Promises may be more like questions than we might at first realize.
A good question often leads to an even better question.
Does a good promise lead to an even better promise?
Perhaps it helps to remember just what promises are addressing: the future.
Let’s rephrase the question:
Can a good vision for the future lead to an even better vision for the future?
This certainly seems to make sense.
As we move forward productively towards one vision, we inevitably discover things we didn’t expect; this is to be expected considering the unpredictable nature of the future.
Any resourceful person is going to put those unanticipated discoveries to good use, and the leverage of such discoveries can easily make that original idea of the future seem less ambitious as a vision of an even better future emerges.
We might even look at this process as a toggle between promises and questions. As we move forward towards a shared vision, our discoveries might inspire the question: is there something even greater that we can shoot for? Inevitably this spawns more and more questions, and as we slowly answer each one, we update our shared idea of what the future can look like.
The mistake that plagues our promises is that we think of them as static entities. They are solid, which inevitably makes them brittle, and easier to break.
Think about it: what’s easier to break?
A stone,
Or a pool of water.
It’s a trick question of course. How do you break water? We can imagine it frozen, and cracking, just like a rock, but unlike a rock, we can warm those shards, make it all liquid again, put it into the original shape and freeze it. Water is dynamic in a way the stone isn’t.

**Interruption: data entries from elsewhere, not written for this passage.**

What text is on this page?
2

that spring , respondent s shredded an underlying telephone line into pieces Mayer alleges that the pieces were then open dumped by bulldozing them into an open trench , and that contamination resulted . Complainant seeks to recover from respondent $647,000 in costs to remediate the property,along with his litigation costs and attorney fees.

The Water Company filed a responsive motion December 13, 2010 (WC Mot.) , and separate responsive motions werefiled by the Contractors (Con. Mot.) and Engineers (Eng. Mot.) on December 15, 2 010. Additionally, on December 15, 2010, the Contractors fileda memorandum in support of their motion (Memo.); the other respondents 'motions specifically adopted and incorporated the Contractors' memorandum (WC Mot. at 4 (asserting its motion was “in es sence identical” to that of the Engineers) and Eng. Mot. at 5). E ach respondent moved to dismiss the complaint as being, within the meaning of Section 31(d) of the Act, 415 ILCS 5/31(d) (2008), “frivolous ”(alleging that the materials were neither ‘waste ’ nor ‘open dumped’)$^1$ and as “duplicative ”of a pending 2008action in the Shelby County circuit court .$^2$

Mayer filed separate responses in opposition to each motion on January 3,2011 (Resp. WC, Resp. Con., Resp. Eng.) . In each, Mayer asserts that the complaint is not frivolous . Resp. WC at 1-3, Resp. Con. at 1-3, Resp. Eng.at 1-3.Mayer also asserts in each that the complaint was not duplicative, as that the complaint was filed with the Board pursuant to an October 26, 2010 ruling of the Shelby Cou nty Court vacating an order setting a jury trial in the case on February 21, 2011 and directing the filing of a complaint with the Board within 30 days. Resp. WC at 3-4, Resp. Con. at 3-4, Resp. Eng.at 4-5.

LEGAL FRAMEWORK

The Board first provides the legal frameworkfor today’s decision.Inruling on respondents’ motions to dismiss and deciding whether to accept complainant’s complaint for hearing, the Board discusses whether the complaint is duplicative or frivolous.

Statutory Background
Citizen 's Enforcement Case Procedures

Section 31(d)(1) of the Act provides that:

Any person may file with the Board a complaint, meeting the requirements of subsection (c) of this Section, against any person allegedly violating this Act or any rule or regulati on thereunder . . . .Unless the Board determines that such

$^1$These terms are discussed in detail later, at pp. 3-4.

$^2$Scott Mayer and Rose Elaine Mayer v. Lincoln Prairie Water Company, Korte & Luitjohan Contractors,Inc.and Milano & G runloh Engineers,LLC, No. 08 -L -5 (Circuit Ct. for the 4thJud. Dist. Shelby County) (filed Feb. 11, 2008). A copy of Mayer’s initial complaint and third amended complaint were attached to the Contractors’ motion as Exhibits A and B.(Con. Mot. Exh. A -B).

All this is to say that we make many of our promises as though we are talking about the past. As though we are talking about something that can’t change. But the fact is, when we make a promise we are talking about something that has change at its core.
As we move forward. As we experience more and learn more and understand more. We need to be able to ask: was that the best promise we could make?
Chances are everyone can see something better now.